Consumer purchase journeys have changed rapidly due to COVID-19. How brands respond with empathy, while combining speed, ease of use, interoperability, and the highest safety and security protocols will determine their survival in the long run. The challenge from a customer experience (CX) standpoint is not just to stand out to customers, but to pivot, innovate, and transform.
Recently I had the opportunity to be part of a discussion on reimagining CX with Kahly Berg, CEO of Rational Interaction, a CX agency and part of Wipro Digital, and Eric Chaniot, CDO & SVP of French mobility company, Michelin. Here are some highlights from our conversation about how brands are now interacting and engaging with customers, and what consumers expect from brands in this safety-obsessed age.
The New ‘C’
COVID-19 has brought many new interpretations to the ‘C’ in CX. I argue that C in the CX increasingly stands for “care, convenience, and community.” As people struggle to navigate this crisis, stay locked-up in their homes, work remotely, and physically distance themselves from others, they appreciate the human touch in their digital experiences that reveals the “care.” A great starting point for brands is to listen to consumers’ needs and communicate proactively the steps they are taking to serve them better. It could be something as simple as adding a feature in a product or service that helps people stay at home, or interact with the brand without compromising their safety. We saw airlines offering flexible ticketing or zero cancellation fees, and restaurants ensuring all safety protocols like removing seats to ensure distancing and using paper, disposable menus.
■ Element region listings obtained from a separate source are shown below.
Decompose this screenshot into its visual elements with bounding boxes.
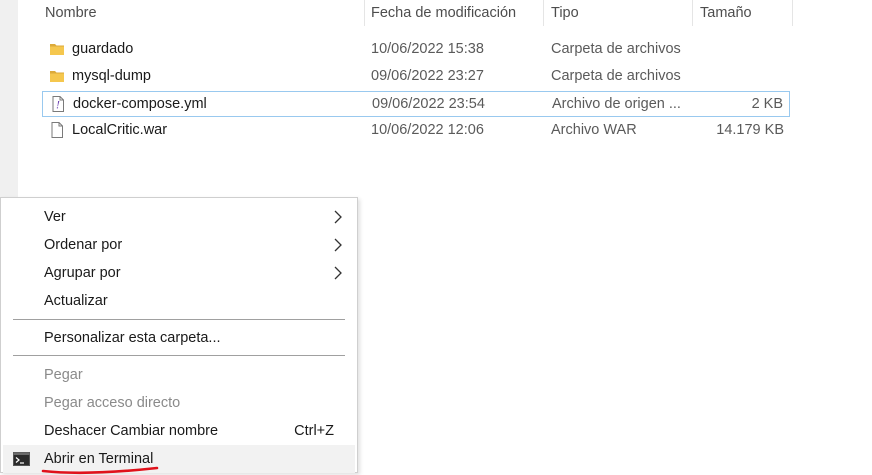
menu-item-open-terminal[interactable]: Abrir en Terminal xyxy=(3,445,355,474)
menu-item-view[interactable]: Ver xyxy=(3,203,355,231)
shortcut-label: Ctrl+Z xyxy=(294,423,334,439)
file-size: 2 KB xyxy=(751,96,783,112)
yml-file-icon: ! xyxy=(52,96,64,112)
menu-separator xyxy=(13,355,345,356)
menu-item-undo-rename[interactable]: Deshacer Cambiar nombre Ctrl+Z xyxy=(3,417,355,445)
file-row-docker-compose[interactable]: ! docker-compose.yml 09/06/2022 23:54 Ar… xyxy=(42,91,790,117)
chevron-right-icon xyxy=(334,210,342,224)
terminal-icon xyxy=(13,452,30,466)
file-type: Carpeta de archivos xyxy=(551,68,681,84)
column-header-size[interactable]: Tamaño xyxy=(693,0,793,26)
file-type: Archivo WAR xyxy=(551,122,637,138)
menu-item-paste: Pegar xyxy=(44,367,83,383)
menu-separator xyxy=(13,319,345,320)
column-header-bar: Nombre Fecha de modificación Tipo Tamaño xyxy=(38,0,798,28)
chevron-right-icon xyxy=(334,266,342,280)
context-menu: Ver Ordenar por Agrupar por Actualizar P… xyxy=(0,197,358,474)
column-header-name[interactable]: Nombre xyxy=(38,0,365,26)
file-name: LocalCritic.war xyxy=(72,122,168,138)
folder-icon xyxy=(50,44,64,55)
red-underline-annotation xyxy=(41,466,159,474)
file-size: 14.179 KB xyxy=(716,122,784,138)
file-type: Archivo de origen ... xyxy=(552,96,681,112)
file-name: docker-compose.yml xyxy=(73,96,207,112)
file-icon xyxy=(51,122,63,138)
chevron-right-icon xyxy=(334,238,342,252)
file-date: 09/06/2022 23:27 xyxy=(371,68,484,84)
column-header-date[interactable]: Fecha de modificación xyxy=(364,0,544,26)
menu-item-refresh[interactable]: Actualizar xyxy=(3,287,355,315)
file-date: 09/06/2022 23:54 xyxy=(372,96,485,112)
svg-text:!: ! xyxy=(56,101,60,112)
file-date: 10/06/2022 12:06 xyxy=(371,122,484,138)
file-name: mysql-dump xyxy=(72,68,151,84)
file-name: guardado xyxy=(72,41,134,57)
menu-item-paste-shortcut: Pegar acceso directo xyxy=(44,395,181,411)
file-row-guardado[interactable]: guardado 10/06/2022 15:38 Carpeta de arc… xyxy=(42,37,790,63)
file-row-localcritic-war[interactable]: LocalCritic.war 10/06/2022 12:06 Archivo… xyxy=(42,118,790,144)
file-date: 10/06/2022 15:38 xyxy=(371,41,484,57)
file-type: Carpeta de archivos xyxy=(551,41,681,57)
file-row-mysql-dump[interactable]: mysql-dump 09/06/2022 23:27 Carpeta de a… xyxy=(42,64,790,90)
menu-item-sort-by[interactable]: Ordenar por xyxy=(3,231,355,259)
menu-item-customize-folder[interactable]: Personalizar esta carpeta... xyxy=(3,324,355,352)
menu-item-group-by[interactable]: Agrupar por xyxy=(3,259,355,287)
folder-icon xyxy=(50,71,64,82)
column-header-type[interactable]: Tipo xyxy=(544,0,693,26)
Convenience was always important to consumers, but now it has a whole new meaning. As COVID-19 peaks in many countries, lockdowns keep people away from stores and logistical issues affect E-commerce and the availability of essentials. Brands need to engage with consumers in their homes and make it easier for them to consume products and services, to create a long-term and sustainable relationship with them.
Brands with the most memorable marketing campaign might not have an advantage compared with those that exhibit emotional intelligence, and a sense of community. Consumers want to be seen and understood, and they are extremely sensitive to tone and motive. Brands need to reach out to them to help rather than sell. It needs to be about the larger community and not about bottom lines.
Integration Will be the New Law
The integration of the physical and digital has been talked about for years. It is now showtime. The idea of integration hinges on relationships, not just the relationship between a brand and its consumers, but also relationships among brands. As Kahly explained, brands need to come together and think holistically about integrating experiences for consumers through industry-led initiatives. New CX integrations need to happen at an industry level, not just at a brand level, providing a seamless experience to the consumer at all touchpoints. There is therefore an opportunity to create industry-wide ecosystems and partnerships where many like-minded brands come together to provide a safe yet engaging end-to-end experience.
Secure Virtual Experiences
Every human is unique. They can be stressed or happy in the same set of circumstances; one might be enjoying an experience, while another might detest it. Just think of the varying reactions to mask-wearing requirements in stores. Brands need to truly understand customers’ sentiments and engage with them with empathy and humility. I expect to see a new customer persona arise because of the COVID-19 crisis – one that is extremely risk averse. Brands will have to design customer experiences with safety at the center to avoid disenfranchising this subset, which could potentially be a large base. Combining safety with customer experience isn’t easy, but it can be done. This is where specialized companies like Designit, a Wipro company, can step in. Brands need resilient design thinking that accounts for all what-ifs and worst-case scenarios while remembering to deliver a positive experience.
Touchpoints with No-Touch
Consumers are avoiding public spaces and travel because they are wary of shared resources that might carry the virus. As such, they are putting a very high value on physical safety and are increasingly concerned about physical contact when interacting with brands in this safety-first world. This acts as a major catalyst for touchless interfaces and transactions. Brands are incorporating low-touch or zero-touch experiences that enable consumers to transact with no touch, be it the wave of a card, hand gestures or buy in-store and pay online. Brands are also experimenting with voice-enabling consumer touchpoints. The ‘no-touch’ needs of the current environment will acclimatize customers to the ease of touchless experiences, so we expect more of these going forward, even after the crisis has been tackled.
COVID-19 is teaching us a great deal about the true nature of interaction and collaboration. Even though it demands upfront investments in CX, brands will ultimately reap great benefits by putting people first and having a human-led approach to brand and service interactions. Consumers are capable of adapting to change in a positive way. By developing touchless, customer-focused experiences, we will emerge into a new and better world where products and services are even more convenient and relevant to our wants and needs.